Perhaps you missed the story that was a mere footnote to many newscasts the week of March 6.
During British Prime Minister Gordon Brown’s visit to the U.S., President Obama presented the PM with a rather untraditional gift: a set of 25 DVDs representing the best of America’s film culture. The set included “The Wizard of Oz,” “Schindler’s List,” “Citizen Kane,” and “Psycho.”
Typically, Presidents’ gifts to other sitting heads of state are more symbolic, often with historical or cultural value reaffirming the ties between the two countries.
The HotAir blog called Obama a cheapskate; the U.K.’s Daily Mail was a bit more circumspect, observing that even if PM Brown was a known movie buff, the DVD gift set would have been hopelessly gauche compared to the thoughtful gifts Brown presented to the President, including “an ornamental pen holder made from the timbers of the Victorian anti-slave ship HMS Gannet.”
President Obama and his wife were also criticized for the gifts they selected for the Prime Minister’s children: two models of the presidential helicopter. The Browns, meanwhile, presented the President’s daughters with books and outfits.

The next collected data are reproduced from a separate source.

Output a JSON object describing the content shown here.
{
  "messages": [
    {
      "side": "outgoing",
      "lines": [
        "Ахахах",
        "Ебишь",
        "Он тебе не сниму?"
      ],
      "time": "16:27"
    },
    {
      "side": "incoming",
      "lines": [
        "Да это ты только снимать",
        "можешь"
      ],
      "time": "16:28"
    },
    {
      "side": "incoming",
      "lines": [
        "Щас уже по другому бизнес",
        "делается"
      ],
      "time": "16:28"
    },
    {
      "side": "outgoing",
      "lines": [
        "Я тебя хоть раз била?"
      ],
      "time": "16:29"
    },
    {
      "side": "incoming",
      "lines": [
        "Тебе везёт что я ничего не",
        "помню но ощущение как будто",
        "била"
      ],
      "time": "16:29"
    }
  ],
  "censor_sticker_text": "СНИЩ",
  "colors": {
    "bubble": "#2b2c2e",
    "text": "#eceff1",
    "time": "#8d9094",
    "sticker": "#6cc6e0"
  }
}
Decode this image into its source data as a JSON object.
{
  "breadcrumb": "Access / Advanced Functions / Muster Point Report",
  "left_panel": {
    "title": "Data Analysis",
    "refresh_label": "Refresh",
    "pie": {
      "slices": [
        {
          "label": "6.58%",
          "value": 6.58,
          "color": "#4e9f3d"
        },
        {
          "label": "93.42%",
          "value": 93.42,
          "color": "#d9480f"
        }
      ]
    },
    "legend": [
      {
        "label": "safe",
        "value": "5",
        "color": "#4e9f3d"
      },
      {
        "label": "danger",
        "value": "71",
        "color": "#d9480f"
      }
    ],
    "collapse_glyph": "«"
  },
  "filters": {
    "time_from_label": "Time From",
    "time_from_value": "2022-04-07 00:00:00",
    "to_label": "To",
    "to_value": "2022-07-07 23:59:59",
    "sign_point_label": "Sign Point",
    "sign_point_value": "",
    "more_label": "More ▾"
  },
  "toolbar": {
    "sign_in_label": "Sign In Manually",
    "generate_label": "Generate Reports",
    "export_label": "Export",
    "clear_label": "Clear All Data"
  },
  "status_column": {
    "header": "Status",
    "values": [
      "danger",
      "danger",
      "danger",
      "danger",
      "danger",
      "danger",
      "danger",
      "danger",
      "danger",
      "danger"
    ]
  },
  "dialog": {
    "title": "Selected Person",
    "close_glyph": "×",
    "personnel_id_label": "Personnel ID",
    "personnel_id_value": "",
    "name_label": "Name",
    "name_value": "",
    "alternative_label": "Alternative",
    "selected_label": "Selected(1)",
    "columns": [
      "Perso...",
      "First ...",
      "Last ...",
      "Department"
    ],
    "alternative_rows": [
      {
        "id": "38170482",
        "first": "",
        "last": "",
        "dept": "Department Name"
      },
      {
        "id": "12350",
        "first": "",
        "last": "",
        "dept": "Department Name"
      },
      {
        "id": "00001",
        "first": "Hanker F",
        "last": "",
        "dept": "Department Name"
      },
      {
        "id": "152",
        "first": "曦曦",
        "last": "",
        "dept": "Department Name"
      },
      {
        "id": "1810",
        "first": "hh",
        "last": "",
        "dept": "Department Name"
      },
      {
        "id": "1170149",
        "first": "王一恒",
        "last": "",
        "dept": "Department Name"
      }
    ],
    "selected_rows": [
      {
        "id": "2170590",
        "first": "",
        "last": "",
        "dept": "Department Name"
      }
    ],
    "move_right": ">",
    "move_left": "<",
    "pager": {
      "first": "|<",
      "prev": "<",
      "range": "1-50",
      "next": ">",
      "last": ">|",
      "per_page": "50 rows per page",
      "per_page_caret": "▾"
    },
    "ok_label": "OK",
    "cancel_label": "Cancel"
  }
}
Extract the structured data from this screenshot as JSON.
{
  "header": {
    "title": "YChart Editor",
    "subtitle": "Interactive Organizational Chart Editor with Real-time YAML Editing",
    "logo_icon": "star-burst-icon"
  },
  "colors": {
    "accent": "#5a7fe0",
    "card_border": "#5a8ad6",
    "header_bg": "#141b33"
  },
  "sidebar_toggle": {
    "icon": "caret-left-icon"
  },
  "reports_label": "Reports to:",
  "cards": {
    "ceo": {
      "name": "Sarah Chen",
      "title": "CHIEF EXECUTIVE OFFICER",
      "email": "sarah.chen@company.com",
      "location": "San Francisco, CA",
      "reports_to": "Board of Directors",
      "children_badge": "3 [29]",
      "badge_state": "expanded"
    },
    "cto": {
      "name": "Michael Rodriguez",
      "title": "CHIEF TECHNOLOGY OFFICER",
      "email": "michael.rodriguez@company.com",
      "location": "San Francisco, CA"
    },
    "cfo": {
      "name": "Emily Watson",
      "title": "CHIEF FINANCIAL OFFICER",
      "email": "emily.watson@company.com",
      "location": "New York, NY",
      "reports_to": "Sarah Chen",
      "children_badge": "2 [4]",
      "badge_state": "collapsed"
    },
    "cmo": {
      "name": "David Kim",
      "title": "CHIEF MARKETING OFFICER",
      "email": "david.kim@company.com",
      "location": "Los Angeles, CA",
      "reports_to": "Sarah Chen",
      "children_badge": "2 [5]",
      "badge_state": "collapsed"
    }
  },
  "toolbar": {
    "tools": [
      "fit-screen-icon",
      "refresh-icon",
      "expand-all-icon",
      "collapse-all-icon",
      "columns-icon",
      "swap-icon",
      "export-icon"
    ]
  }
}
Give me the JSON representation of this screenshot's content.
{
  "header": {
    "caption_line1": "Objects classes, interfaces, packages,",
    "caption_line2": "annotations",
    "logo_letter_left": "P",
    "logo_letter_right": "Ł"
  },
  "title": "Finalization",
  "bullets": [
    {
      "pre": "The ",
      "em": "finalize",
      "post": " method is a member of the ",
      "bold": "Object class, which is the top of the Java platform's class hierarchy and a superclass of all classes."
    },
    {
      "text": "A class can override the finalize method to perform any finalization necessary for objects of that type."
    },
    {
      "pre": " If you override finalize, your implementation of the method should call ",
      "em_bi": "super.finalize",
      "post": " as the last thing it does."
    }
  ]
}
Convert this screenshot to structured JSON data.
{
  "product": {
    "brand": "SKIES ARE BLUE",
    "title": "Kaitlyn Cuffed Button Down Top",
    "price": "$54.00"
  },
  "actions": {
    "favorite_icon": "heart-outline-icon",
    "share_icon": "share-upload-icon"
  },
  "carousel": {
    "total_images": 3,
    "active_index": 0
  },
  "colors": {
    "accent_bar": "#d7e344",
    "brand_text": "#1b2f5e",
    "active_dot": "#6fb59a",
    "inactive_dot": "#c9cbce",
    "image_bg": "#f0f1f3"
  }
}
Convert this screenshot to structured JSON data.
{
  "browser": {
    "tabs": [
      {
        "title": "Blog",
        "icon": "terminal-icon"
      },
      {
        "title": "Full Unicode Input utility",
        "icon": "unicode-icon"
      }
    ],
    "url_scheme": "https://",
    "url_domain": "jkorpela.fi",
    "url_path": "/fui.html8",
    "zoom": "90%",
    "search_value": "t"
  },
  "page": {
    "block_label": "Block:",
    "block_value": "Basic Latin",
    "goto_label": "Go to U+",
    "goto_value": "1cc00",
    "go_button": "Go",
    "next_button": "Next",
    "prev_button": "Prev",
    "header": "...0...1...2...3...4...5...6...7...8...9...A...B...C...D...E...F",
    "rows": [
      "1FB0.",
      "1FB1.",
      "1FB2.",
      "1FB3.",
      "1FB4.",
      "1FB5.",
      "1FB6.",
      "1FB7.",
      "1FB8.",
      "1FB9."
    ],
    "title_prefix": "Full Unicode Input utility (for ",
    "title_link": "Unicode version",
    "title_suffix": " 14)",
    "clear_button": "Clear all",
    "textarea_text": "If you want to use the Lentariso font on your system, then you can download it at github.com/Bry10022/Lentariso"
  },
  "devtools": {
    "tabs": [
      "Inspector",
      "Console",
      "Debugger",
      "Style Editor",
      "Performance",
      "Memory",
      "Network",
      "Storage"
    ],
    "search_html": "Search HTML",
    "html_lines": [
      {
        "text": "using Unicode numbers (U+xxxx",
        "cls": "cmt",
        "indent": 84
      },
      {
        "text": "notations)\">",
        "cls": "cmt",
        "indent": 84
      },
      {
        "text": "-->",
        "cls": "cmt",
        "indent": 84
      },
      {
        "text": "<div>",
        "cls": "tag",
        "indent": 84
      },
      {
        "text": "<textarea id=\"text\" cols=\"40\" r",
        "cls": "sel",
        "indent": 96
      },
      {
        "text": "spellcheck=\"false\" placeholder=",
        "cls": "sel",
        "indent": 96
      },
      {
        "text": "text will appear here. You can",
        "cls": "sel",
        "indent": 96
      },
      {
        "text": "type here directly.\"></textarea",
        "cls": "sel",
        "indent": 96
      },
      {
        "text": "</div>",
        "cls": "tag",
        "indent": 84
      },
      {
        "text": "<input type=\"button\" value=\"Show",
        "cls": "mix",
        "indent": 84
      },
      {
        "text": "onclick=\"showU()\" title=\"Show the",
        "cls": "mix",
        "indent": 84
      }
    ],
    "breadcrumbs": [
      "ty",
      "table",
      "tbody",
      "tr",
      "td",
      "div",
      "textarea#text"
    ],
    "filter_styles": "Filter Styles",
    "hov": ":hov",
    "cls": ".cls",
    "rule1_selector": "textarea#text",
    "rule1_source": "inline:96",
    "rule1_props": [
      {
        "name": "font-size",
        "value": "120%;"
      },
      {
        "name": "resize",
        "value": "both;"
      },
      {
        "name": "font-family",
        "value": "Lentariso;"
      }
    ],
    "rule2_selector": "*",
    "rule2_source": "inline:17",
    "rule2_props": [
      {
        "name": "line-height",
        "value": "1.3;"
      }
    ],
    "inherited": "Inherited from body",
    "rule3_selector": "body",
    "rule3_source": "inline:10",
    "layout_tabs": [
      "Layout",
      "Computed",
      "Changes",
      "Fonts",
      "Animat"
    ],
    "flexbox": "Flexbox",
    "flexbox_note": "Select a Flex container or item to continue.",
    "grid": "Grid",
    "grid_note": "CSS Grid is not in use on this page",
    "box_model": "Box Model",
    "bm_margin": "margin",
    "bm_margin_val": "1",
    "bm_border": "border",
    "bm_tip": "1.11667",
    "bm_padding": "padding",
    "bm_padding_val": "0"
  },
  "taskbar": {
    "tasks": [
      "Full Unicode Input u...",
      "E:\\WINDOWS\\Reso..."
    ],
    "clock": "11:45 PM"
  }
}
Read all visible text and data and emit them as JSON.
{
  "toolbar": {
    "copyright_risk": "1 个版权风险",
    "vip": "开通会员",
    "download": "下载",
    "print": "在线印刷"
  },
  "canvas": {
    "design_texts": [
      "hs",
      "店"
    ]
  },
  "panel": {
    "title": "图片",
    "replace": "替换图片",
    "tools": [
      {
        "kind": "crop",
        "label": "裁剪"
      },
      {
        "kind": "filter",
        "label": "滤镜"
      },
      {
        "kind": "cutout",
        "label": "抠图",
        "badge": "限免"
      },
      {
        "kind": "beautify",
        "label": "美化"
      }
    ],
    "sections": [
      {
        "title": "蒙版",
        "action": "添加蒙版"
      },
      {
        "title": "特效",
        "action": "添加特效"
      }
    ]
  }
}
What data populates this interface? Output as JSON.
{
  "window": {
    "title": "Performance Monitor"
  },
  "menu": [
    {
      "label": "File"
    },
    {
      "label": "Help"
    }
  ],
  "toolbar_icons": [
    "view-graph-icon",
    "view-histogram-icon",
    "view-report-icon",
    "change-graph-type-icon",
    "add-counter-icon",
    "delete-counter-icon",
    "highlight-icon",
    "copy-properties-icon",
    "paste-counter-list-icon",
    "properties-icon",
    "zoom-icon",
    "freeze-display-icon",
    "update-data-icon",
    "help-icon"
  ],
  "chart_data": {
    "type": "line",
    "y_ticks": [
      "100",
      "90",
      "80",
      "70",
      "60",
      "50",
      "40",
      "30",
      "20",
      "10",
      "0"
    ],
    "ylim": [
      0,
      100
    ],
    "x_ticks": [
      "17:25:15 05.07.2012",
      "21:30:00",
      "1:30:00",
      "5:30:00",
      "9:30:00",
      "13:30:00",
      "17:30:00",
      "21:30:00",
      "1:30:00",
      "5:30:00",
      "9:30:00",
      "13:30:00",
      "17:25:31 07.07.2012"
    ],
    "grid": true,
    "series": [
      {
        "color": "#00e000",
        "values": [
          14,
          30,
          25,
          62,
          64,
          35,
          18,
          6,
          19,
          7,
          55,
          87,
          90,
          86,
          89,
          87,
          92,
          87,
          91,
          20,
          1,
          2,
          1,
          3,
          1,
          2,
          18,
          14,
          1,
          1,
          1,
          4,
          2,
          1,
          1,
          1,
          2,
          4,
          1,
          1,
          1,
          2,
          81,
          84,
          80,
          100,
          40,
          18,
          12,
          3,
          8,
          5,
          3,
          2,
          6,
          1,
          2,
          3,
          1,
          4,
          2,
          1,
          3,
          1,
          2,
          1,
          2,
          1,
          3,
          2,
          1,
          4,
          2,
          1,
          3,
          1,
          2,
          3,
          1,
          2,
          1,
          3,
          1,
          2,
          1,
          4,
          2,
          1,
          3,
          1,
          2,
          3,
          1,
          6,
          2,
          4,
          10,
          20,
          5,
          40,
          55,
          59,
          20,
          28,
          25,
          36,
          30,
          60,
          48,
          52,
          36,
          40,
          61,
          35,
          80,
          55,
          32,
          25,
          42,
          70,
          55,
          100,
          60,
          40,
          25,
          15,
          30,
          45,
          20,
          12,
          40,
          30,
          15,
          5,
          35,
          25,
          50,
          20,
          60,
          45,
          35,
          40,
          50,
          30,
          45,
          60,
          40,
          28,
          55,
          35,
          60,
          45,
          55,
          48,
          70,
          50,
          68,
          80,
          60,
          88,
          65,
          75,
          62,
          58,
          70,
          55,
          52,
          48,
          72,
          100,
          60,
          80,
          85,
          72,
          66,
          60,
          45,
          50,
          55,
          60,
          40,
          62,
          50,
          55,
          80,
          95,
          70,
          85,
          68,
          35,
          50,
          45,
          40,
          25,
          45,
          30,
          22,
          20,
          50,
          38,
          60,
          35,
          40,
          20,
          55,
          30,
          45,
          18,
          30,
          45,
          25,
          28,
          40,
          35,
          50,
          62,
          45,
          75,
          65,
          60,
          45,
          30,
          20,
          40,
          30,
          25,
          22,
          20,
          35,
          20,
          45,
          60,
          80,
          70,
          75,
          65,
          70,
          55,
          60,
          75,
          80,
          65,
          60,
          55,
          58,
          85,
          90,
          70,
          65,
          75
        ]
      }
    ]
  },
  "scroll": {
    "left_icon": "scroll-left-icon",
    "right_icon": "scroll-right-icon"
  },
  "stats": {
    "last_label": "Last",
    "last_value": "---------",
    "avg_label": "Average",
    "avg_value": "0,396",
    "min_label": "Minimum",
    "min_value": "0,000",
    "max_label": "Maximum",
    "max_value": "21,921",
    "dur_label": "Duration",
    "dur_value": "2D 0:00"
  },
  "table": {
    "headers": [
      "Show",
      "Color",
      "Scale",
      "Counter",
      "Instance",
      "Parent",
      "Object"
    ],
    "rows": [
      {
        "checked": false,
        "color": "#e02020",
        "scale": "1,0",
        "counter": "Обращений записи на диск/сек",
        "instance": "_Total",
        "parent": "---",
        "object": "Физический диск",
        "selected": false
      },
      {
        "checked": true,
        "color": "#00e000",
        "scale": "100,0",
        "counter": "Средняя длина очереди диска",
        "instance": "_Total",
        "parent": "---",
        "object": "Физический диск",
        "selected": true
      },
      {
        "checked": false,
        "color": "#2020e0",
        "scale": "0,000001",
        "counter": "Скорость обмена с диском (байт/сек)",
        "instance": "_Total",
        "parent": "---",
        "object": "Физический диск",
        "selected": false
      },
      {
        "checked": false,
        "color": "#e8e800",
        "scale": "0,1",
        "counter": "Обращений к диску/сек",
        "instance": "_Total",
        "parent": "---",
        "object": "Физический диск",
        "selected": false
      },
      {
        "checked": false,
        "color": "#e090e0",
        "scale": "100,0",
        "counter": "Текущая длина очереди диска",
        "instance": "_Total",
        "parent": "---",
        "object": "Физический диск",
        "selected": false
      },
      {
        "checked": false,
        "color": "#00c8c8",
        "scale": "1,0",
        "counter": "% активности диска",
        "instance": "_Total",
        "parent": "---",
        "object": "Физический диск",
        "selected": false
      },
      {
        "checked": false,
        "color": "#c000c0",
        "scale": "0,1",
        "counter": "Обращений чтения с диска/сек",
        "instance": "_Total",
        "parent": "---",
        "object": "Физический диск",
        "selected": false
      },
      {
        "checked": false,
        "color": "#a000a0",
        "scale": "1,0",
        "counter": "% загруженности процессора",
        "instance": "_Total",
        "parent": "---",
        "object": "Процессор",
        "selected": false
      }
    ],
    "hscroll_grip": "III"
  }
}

One British journalist argued that the DVD box set was just one symbol of Obama’s brush-off of Brown, kvetching that Obama failed to hold a traditional joint press conference, as is customary during a British PM’s visit. “Obama really just didn’t like having the Brits in town,” the journalist said.
What do you think? Was the DVD box set a bad gift? And does it even really matter?